The claim that China’s BRI offers a “win-win situation” to both China and the recipient country is really a facade. China is driven by the need to find new emerging markets for its industrial overcapacity amid a slowdown and more importantly, uses the BRI to mask its real geo-political and geo-strategic objectives which have a colonial stamp on it. Chinese investments in ports along the east coast of Africa and the first Chinese military base in Djibouti are pointers to this. Of late, many BRI projects in China in Africa have been cancelled or postponed because of a lack of employment opportunities for local people, rising debt concerns, undermining of quality and standards and malpractice at the ground level like bribing officials. Of the 49 countries China claims to have engaged through BRI, 34 are located along the coasts of Africa.

China uses these ports to transport raw materials and bring in finished goods and also uses the ports for the military purpose of surveillance and blockade of overseas and deep sea maritime traffic. Connectivity projects like railways and roads link the industrial and energy projects of China like mineral processing, oil and renewable in the hinterland of Africa to projects along the coastline like ports. These in total make up 90 per cent of all BRI projects in Africa. One instance of this is the oil refinery in north Sudan which is located close to a railway line connecting Port Sudan and Dakar Port in Senegal. Another example is in Tunisia where a petrochemical and phosphate transformation industries hub at Gabe’s has been connected by a railway line to the Zarzis Port. The transportation network under the BRI has been built in such a way to use the maritime route to ship out raw materials like phosphate, copper, cobalt, gold, iron ore, cocoa, bauxite, coal, lithium and granite back to mainland China and bring into Africa finished goods and Chinese labour.

Though a majority of Chinese projects in Africa are in the infrastructure sector, the African Development Bank has estimated that by 2021 the annual deficit in the infrastructure sector in Africa is US$93 billion. The public debt of sub-Saharan Africa rose to a record of US$789 billion in 2021. Of this US $636 billion was long-term external debt. Chinese projects only help to ease the overcapacity of Chinese companies in sectors such as steel, iron, and cement. There is an additional challenge here in that the local population in the host countries do not benefit from the connectivity projects undertaken in the BRI. Corruption has received a fillip as the bidding processes for these projects are opaque and bribes are paid to local officials.

Particularly in the case of energy and industrial projects, the local population living in the proximity of the key resources have been relocated leaving them also with little employment prospects. Transport projects encroach upon existing human settlements and are environmentally damaging. Because of this local protests against Chinese projects in Africa are mounting, together with the kidnapping and harassment of Chinese workers.

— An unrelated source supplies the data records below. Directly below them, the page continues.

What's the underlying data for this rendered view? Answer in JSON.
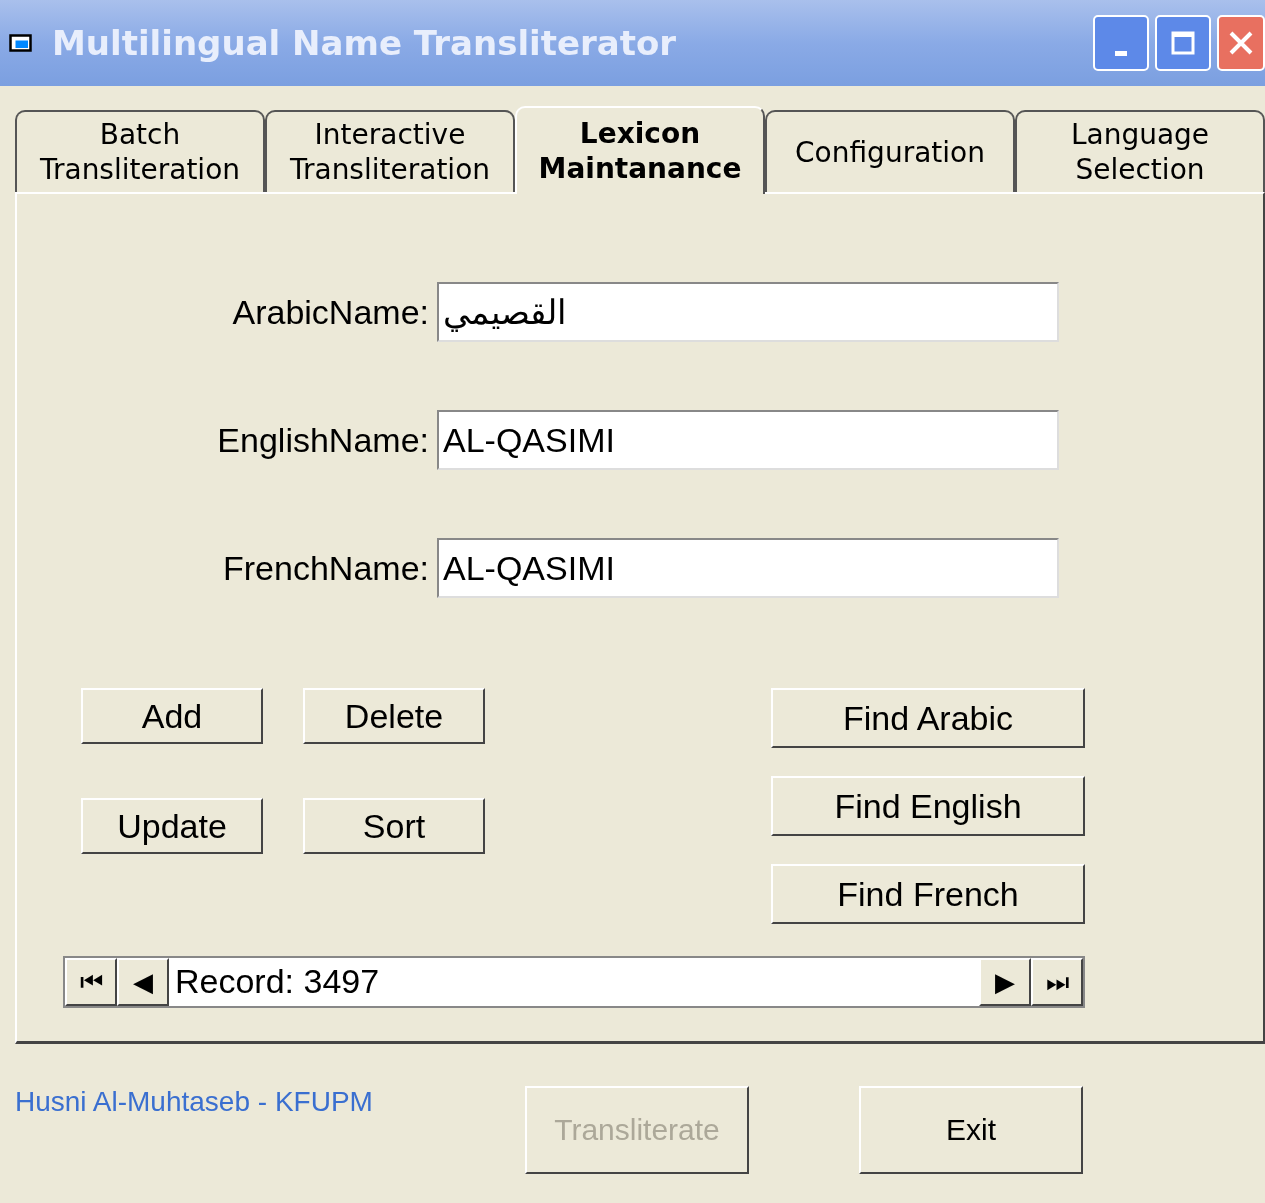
{
  "window": {
    "title": "Multilingual Name Transliterator"
  },
  "tabs": [
    {
      "label": "Batch Transliteration",
      "selected": false
    },
    {
      "label": "Interactive Transliteration",
      "selected": false
    },
    {
      "label": "Lexicon Maintanance",
      "selected": true
    },
    {
      "label": "Configuration",
      "selected": false
    },
    {
      "label": "Language Selection",
      "selected": false
    }
  ],
  "fields": [
    {
      "label": "ArabicName:",
      "value": "القصيمي"
    },
    {
      "label": "EnglishName:",
      "value": "AL-QASIMI"
    },
    {
      "label": "FrenchName:",
      "value": "AL-QASIMI"
    }
  ],
  "edit_buttons": [
    "Add",
    "Delete",
    "Update",
    "Sort"
  ],
  "find_buttons": [
    "Find Arabic",
    "Find English",
    "Find French"
  ],
  "navigator": {
    "first": "⏮",
    "prev": "◀",
    "record": "Record: 3497",
    "next": "▶",
    "last": "⏭"
  },
  "footer": {
    "credit": "Husni Al-Muhtaseb - KFUPM",
    "buttons": [
      {
        "label": "Transliterate",
        "disabled": true
      },
      {
        "label": "Exit",
        "disabled": false
      }
    ]
  }
}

There were protests in Nigeria in April 2017 over the lack of compensation for buildings demolished for a railway line. In Kampala, local traders have protested Chinese traders setting up small businesses. The Bagamoyo Port project in Tanzania was suspended as over 2,000 people were forced to relocate in 2016. Local fishermen are protesting against Chinese investments in the blue economy. In Kenya, Chinese nationals are found to have created a small kingdom in which Kenyan workers are being discriminated against.

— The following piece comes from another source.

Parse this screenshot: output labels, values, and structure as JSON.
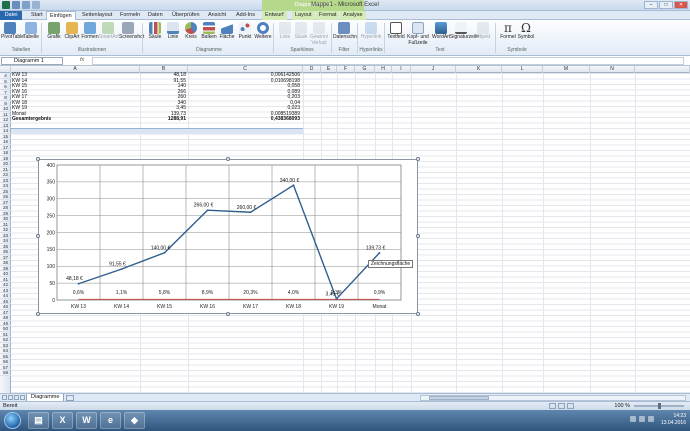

Kenya thus provides a classic case study of the challenges faced by a developing country which attempts to modernise but gets sucked into the Chinese lending system. Whichever way one looks at it, Chinese loans come with no strings attached and it is easier to bribe your way into an already corrupt system. The inherent weakness of the state governance institutions in Africa is one of the main reasons for Chinese predatory lending practices have thrived. That is why Kenya is today struggling to find its way out of the financial morass that it finds itself in. The way forward is clear, but the lessons learnt from China should be recollected every once in a while, in Nairobi.